By 30 July, the Austrian army had advanced almost twenty miles (roughly 32 kilometers) into Servia, and was making its way to Belgrade, the capital city of Servia. Artillery battles were underway between the two forces. At this point, the hope that mediation between Austria and Servia would prevent an Austro-Serbian war was gone.

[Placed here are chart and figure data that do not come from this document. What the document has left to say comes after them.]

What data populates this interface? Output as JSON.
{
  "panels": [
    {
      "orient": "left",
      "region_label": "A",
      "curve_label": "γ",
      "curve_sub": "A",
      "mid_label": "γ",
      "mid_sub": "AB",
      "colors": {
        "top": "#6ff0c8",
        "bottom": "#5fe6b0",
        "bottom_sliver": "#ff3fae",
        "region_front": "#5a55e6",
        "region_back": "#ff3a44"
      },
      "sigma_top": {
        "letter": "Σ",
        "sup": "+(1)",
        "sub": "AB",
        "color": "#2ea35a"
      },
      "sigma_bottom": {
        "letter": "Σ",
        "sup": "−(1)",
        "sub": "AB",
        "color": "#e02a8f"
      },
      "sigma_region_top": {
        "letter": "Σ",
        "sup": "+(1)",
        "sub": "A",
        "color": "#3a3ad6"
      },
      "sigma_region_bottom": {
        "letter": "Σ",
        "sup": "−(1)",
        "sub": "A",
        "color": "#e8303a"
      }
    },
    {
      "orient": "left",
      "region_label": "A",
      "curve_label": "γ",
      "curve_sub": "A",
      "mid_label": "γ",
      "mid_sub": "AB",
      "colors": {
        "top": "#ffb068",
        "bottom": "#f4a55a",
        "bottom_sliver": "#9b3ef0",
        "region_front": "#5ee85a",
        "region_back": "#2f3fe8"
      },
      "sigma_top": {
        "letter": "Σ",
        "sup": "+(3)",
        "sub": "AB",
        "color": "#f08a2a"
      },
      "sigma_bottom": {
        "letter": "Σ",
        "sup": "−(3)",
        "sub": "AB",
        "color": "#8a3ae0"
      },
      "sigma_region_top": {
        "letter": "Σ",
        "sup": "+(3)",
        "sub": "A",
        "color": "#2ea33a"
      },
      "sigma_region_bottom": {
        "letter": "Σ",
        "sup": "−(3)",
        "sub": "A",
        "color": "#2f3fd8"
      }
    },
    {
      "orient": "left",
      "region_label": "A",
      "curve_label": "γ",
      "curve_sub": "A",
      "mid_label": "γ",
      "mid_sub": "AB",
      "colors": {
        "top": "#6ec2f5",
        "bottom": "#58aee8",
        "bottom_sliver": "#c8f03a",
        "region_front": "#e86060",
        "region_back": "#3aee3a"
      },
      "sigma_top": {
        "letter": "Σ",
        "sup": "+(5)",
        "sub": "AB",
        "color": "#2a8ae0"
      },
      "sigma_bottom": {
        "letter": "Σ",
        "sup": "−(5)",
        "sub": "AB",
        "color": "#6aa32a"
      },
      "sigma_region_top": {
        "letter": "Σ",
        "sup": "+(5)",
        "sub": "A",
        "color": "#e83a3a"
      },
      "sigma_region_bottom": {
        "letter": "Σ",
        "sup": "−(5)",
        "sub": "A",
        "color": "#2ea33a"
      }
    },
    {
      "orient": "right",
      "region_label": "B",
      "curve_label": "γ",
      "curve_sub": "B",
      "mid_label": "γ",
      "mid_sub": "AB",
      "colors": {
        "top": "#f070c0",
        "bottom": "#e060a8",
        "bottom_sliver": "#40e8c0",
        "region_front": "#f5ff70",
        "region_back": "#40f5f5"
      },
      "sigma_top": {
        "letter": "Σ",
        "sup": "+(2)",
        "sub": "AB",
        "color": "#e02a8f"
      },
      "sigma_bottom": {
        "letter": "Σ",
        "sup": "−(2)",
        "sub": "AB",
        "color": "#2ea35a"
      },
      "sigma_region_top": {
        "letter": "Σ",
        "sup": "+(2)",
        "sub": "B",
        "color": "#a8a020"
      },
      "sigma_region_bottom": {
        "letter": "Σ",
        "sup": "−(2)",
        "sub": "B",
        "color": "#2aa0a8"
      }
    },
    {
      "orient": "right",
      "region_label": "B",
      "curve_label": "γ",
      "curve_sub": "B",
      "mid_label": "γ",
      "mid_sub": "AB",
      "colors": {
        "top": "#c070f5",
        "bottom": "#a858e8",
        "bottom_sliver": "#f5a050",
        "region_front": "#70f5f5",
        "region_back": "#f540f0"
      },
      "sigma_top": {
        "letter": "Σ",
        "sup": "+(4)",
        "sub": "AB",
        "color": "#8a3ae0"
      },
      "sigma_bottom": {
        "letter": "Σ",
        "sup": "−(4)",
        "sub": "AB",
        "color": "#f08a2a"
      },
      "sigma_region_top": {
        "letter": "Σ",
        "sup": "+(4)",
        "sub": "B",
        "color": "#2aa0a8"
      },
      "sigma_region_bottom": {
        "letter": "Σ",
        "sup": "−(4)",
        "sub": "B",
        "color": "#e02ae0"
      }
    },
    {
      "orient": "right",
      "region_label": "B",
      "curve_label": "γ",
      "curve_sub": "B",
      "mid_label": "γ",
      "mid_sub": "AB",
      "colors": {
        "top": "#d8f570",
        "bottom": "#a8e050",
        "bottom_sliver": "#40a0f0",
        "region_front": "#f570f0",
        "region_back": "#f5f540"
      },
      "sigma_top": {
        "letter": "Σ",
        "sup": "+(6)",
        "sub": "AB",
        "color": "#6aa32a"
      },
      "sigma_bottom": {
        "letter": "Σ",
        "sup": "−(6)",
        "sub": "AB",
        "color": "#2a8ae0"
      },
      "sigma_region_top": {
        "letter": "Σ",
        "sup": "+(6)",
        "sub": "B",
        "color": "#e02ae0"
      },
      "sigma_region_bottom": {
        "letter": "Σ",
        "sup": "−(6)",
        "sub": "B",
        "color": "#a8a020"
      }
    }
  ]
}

It was evident that the war between Austria and Servia would continue, although it was not known for how long. Delegates turned their attention to Germany, waiting for her decision on whether or not she would enter the war, or guide Austria towards peace. The gravest fear was that all of Europe would be pulled into a general war. Internationally, it was known that the full mobilization of Germany or Russia would cause a ripple effect through Europe. If Germany came to the aid of Austria, then France would help her Russian ally. Next, Italy would provide assistance to Germany and Austria because of their Triple Alliance. Great Britain would then be forced to join the conflict, as she was the third member of the Triple Entente, her alliance with Russia and France. This would result in a war that involved the six most powerful nations in Europe.
(“Serbian Troops Along Danube Put up Stubborn Defence Against Invaders,” Berlin Daily Telegraph, 29 July 1914; “The European War Cloud,” Berlin Daily Telegraph, 31 July 1914; Photo Origin: London Free Press, 28 July 1914.)